Treatment consists of antifungal therapy and immunosuppression reduction.⁵²

Candida accounts for more than half of fungal infections in liver transplant recipients, but Aspergillus is gaining

Voriconazole is the first-line agent for invasive aspergillosis. Monitoring for potential drug-drug interactions and side effects is required.^54,55 Amphotericin B is considered a second-line choice due to toxicity and lack of an oral formulation. In refractory cases, combined antifungal therapy could be considered.⁵² The duration of treatment is generally a minimum of 12 weeks.

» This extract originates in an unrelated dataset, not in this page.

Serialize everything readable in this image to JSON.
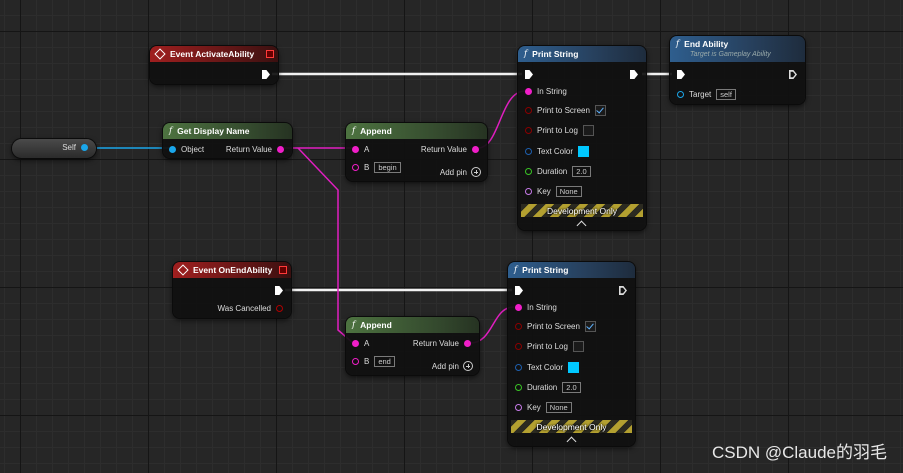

Prophylaxis. Specific prophylaxis against invasive aspergillosis is not currently recommended; however, some authors suggest a prophylactic approach using echinocandins or liposomal amphotericin B in high-risk patients.^51,52 Aspergillosis is associated with a considerable increase in mortality in liver transplant recipients, which highlights the importance of timely management.^52,56

Pneumocystis jirovecii

P jirovecii remains a common opportunistic pathogen in people with impaired immunity, including transplant and human immunodeficiency virus patients.

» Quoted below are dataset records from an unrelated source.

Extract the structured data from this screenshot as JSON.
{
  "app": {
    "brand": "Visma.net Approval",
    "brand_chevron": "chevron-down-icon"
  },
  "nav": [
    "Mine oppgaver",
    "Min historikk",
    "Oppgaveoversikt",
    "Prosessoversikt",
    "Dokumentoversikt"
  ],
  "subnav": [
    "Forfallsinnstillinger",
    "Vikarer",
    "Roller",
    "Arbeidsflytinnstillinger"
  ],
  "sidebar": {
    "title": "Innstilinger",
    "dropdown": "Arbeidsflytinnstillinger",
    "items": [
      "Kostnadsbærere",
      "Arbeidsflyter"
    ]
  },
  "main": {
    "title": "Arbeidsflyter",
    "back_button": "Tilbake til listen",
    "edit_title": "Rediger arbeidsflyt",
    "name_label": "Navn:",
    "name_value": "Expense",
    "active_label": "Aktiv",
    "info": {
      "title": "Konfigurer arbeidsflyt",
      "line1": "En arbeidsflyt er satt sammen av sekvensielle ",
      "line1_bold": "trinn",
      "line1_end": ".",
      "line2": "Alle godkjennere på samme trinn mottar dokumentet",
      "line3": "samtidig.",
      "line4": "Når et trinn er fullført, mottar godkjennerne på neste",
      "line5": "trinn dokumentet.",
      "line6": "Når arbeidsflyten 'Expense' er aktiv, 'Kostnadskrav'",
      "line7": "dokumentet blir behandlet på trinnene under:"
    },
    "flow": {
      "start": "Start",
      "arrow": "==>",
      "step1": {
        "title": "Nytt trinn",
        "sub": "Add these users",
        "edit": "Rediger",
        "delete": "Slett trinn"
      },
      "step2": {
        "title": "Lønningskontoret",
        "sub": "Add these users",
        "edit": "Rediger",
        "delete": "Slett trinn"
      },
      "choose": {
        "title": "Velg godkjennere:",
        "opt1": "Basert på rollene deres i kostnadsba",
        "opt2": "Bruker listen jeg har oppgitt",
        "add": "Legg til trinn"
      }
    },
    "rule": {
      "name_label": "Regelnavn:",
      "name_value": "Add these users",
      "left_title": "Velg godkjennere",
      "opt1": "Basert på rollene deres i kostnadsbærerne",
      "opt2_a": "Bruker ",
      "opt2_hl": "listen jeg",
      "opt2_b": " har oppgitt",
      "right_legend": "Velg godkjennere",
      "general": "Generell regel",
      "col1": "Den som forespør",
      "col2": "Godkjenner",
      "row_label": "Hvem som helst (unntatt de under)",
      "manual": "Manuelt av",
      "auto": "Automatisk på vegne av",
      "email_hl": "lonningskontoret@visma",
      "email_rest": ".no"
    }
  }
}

Prophylaxis. Widespread adoption of antimicrobial prophylaxis by transplant centers has decreased the rates of P jirovecii infection in liver transplant recipients.^57,58 Commonly used prophylactic regimens after liver transplantation include a single-strength trimeth­oprim-sulfamethoxazole tablet daily or a double-strength tablet three times per week for a minimum of 6 to 12 months after transplant. Atovaquone and dapsone can be used as alternatives in cases of intolerance to tri­methoprim-sulfamethoxazole (Table 2).

Inhaled pentamidine is clearly inferior and should be used only when the other medications are contraindicated.⁵⁹

Signs and diagnosis. P jirovecii pneumonia is characterized by fever, cough, dyspnea, and chest pain. Insidious hypoxemia, abnormal chest examination, and bilateral interstitial pneumonia on chest radiography are common.

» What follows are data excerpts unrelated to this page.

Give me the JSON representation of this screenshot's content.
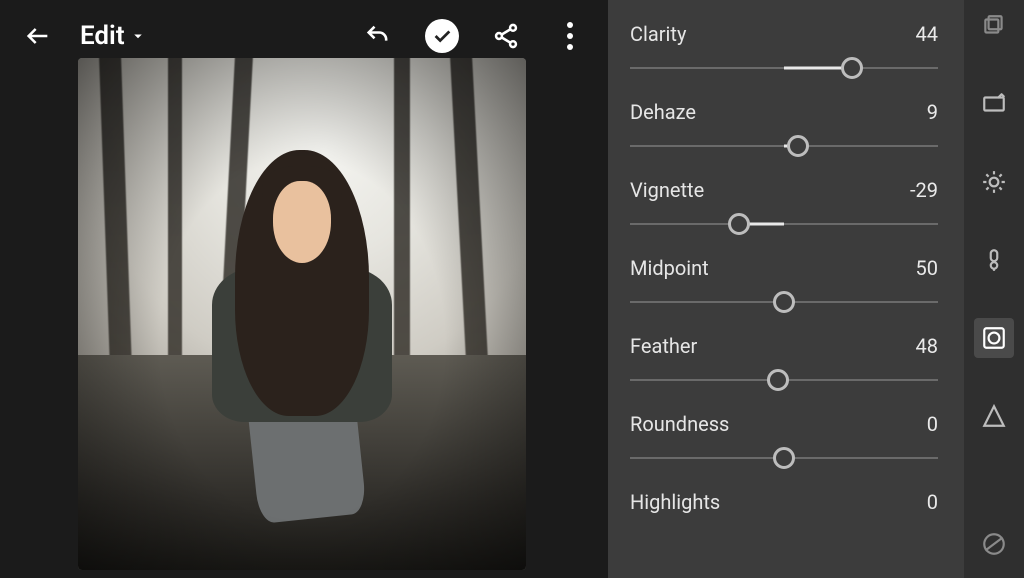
{
  "header": {
    "title": "Edit"
  },
  "sliders": [
    {
      "name": "Clarity",
      "value": 44,
      "min": -100,
      "max": 100
    },
    {
      "name": "Dehaze",
      "value": 9,
      "min": -100,
      "max": 100
    },
    {
      "name": "Vignette",
      "value": -29,
      "min": -100,
      "max": 100
    },
    {
      "name": "Midpoint",
      "value": 50,
      "min": 0,
      "max": 100
    },
    {
      "name": "Feather",
      "value": 48,
      "min": 0,
      "max": 100
    },
    {
      "name": "Roundness",
      "value": 0,
      "min": -100,
      "max": 100
    },
    {
      "name": "Highlights",
      "value": 0,
      "min": -100,
      "max": 100
    }
  ],
  "tools": [
    {
      "id": "stack",
      "label": "stack-icon",
      "active": false
    },
    {
      "id": "adjust",
      "label": "auto-icon",
      "active": false
    },
    {
      "id": "light",
      "label": "light-icon",
      "active": false
    },
    {
      "id": "color",
      "label": "color-icon",
      "active": false
    },
    {
      "id": "effects",
      "label": "effects-icon",
      "active": true
    },
    {
      "id": "detail",
      "label": "detail-icon",
      "active": false
    },
    {
      "id": "optics",
      "label": "optics-icon",
      "active": false
    }
  ]
}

CT may be more sensitive than chest radiography.⁵⁷ Findings suggestive of P jirovecii pneumonia on chest CT are extensive bilateral and symmetrical ground-glass attenuations. Other less-characteristic findings include upper lobar parenchymal opacities and spontaneous pneumothorax.^57,60

The serum (1,3)-beta-D-glucan assay derived from major cell-wall components of P jiro­vecii might be helpful. Studies report a sensitivity for P jirovecii pneumonia as high as 96% and a negative predictive value of 99.8%.^61,62

Definitive diagnosis requires identification of the pathogen. Routine expectorated sputum sampling is generally associated with a poor diagnostic yield. Bronchoscopy and bronchoalveolar lavage with silver or fluorescent antibody staining of samples, polymerase chain reaction testing, or both significantly improves diagnosis. Transbronchial or open lung biopsy are often unnecessary.⁵⁷

Treatment. Trimethoprim-sulfamethoxazole is the first-line agent for treating P jirovecii pneumonia.⁵⁷ The minimum duration of treatment is 14 days, with extended courses for severe infection.

Intravenous pentamidine or clindamycin plus primaquine are alternatives for patients who cannot tolerate trimethoprim-sulfamethoxazole. The major concern with intravenous pentamidine is renal dysfunction. Hypoglycemia or hyperglycemia, neutropenia, thrombocytopenia, nausea, dysgeusia, and pancreatitis may also occur.⁶³

Atovaquone might also be beneficial in mild to moderate P jirovecii pneumonia. The main side effects include skin rashes, gastrointestinal intolerance, and elevation of transaminases.⁶⁴

A corticosteroid (40–60 mg of prednisone or its equivalent) may be beneficial in conjunction with antimicrobial therapy in patients with significant hypoxia (partial pressure of arterial oxygen < 70 mm Hg on room air) in decreasing the risk of respiratory failure and need for intubation.

With appropriate and timely antimicrobial prophylaxis, cases of P jirovecii pneumonia should continue to decrease.